Greedy: 2.9669% of moves are incorrect
[[-38.98482874  38.98567838]]
UCB: 1.8013% of moves are incorrect
[[-57.73453836  57.73453317 -29.49326918  29.49299601]]
UCB X time: 0.5298% of moves are incorrect
[[-201.97514467  201.97538323 -496.78194952  496.77733617   24.26601785
-24.26590183]]



We see that the greedy strategy misses the right move 3% of the time, while UCB shaves that down to 1.8%. Pretty significant. The UCB parameter - a parameter which determines how much "bonus" should be given to uncertainty - is suspiciously low at (29.49 / 57.7 ~= .5). In the literature, people use something around 2-3.

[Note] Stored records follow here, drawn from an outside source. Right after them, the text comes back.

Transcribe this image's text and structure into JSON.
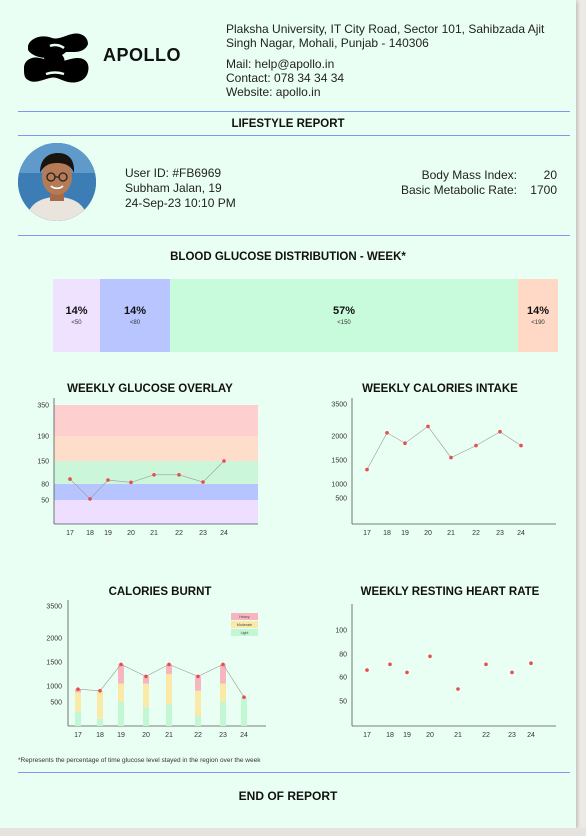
{
  "brand": {
    "name": "APOLLO"
  },
  "address": "Plaksha University, IT City Road, Sector 101, Sahibzada Ajit Singh Nagar, Mohali, Punjab - 140306",
  "contact": {
    "mail": "Mail: help@apollo.in",
    "phone": "Contact: 078 34 34 34",
    "website": "Website: apollo.in"
  },
  "report_title": "LIFESTYLE REPORT",
  "user": {
    "id": "User ID: #FB6969",
    "name_age": "Subham Jalan, 19",
    "datetime": "24-Sep-23 10:10 PM"
  },
  "metrics": {
    "bmi_label": "Body Mass Index:",
    "bmi_value": "20",
    "bmr_label": "Basic Metabolic Rate:",
    "bmr_value": "1700"
  },
  "distribution": {
    "title": "BLOOD GLUCOSE DISTRIBUTION - WEEK*",
    "segments": [
      {
        "pct": "14%",
        "range": "<50",
        "color": "#efe2ff"
      },
      {
        "pct": "14%",
        "range": "<80",
        "color": "#b8c5ff"
      },
      {
        "pct": "57%",
        "range": "<150",
        "color": "#c7fbdc"
      },
      {
        "pct": "14%",
        "range": "<190",
        "color": "#ffd9c5"
      }
    ]
  },
  "chart_data": [
    {
      "type": "line",
      "title": "WEEKLY GLUCOSE OVERLAY",
      "x": [
        "17",
        "18",
        "19",
        "20",
        "21",
        "22",
        "23",
        "24"
      ],
      "yticks": [
        "350",
        "190",
        "150",
        "80",
        "50"
      ],
      "values": [
        95,
        52,
        92,
        85,
        108,
        108,
        86,
        150
      ],
      "bands": [
        {
          "range": [
            190,
            350
          ],
          "color": "#ffcccc"
        },
        {
          "range": [
            150,
            190
          ],
          "color": "#ffdcc8"
        },
        {
          "range": [
            80,
            150
          ],
          "color": "#caf6d8"
        },
        {
          "range": [
            50,
            80
          ],
          "color": "#b3c2ff"
        },
        {
          "range": [
            0,
            50
          ],
          "color": "#eedcff"
        }
      ]
    },
    {
      "type": "line",
      "title": "WEEKLY CALORIES INTAKE",
      "x": [
        "17",
        "18",
        "19",
        "20",
        "21",
        "22",
        "23",
        "24"
      ],
      "yticks": [
        "3500",
        "2000",
        "1500",
        "1000",
        "500"
      ],
      "values": [
        1300,
        2150,
        1850,
        2450,
        1550,
        1800,
        2200,
        1800
      ]
    },
    {
      "type": "bar",
      "title": "CALORIES BURNT",
      "x": [
        "17",
        "18",
        "19",
        "20",
        "21",
        "22",
        "23",
        "24"
      ],
      "yticks": [
        "3500",
        "2000",
        "1500",
        "1000",
        "500"
      ],
      "series": [
        {
          "name": "Light",
          "color": "#c3f7d3",
          "values": [
            300,
            150,
            500,
            400,
            450,
            200,
            500,
            650
          ]
        },
        {
          "name": "Moderate",
          "color": "#fbe9a8",
          "values": [
            500,
            700,
            550,
            650,
            800,
            650,
            550,
            0
          ]
        },
        {
          "name": "Heavy",
          "color": "#f7b6bf",
          "values": [
            100,
            0,
            400,
            150,
            200,
            350,
            400,
            0
          ]
        }
      ],
      "totals": [
        900,
        850,
        1450,
        1200,
        1450,
        1200,
        1450,
        650
      ],
      "legend": [
        "Heavy",
        "Moderate",
        "Light"
      ]
    },
    {
      "type": "scatter",
      "title": "WEEKLY RESTING HEART RATE",
      "x": [
        "17",
        "18",
        "19",
        "20",
        "21",
        "22",
        "23",
        "24"
      ],
      "yticks": [
        "100",
        "80",
        "60",
        "50"
      ],
      "values": [
        66,
        71,
        64,
        78,
        55,
        71,
        64,
        72
      ]
    }
  ],
  "footnote": "*Represents the percentage of time glucose level stayed in the region over the week",
  "end_text": "END OF REPORT"
}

Adding a parameter which is the cross of time and the standard deviation of the estimate reveals the source of this discrepancy: at the initial time point, the UCB parameter is high (496.7 / 201 ~ 2.5) and it ramps down linearly as a function of time to (496 - 26.26*16) / 200 ~= 0.4. Thus, the optimal strategy is similar to a UCB strategy, with a twist: the exploration bonus should ramp down as a function of time. This makes sense: new information is more valuable in the initial trials.

This UCB X time strategy misses only .5% of moves, which is quite good, all things considered.

# TODO

A few things to try:

• Find a more efficient way of implement value iteration - can we throw away the later data once we've backpropagated the future? Can we look into the far future in this way?
• How good is a strategy that is myopic, that is, only looks at a few steps in advance?
• What does policy iteration look like in this context?
• How does this all compare to MCTS?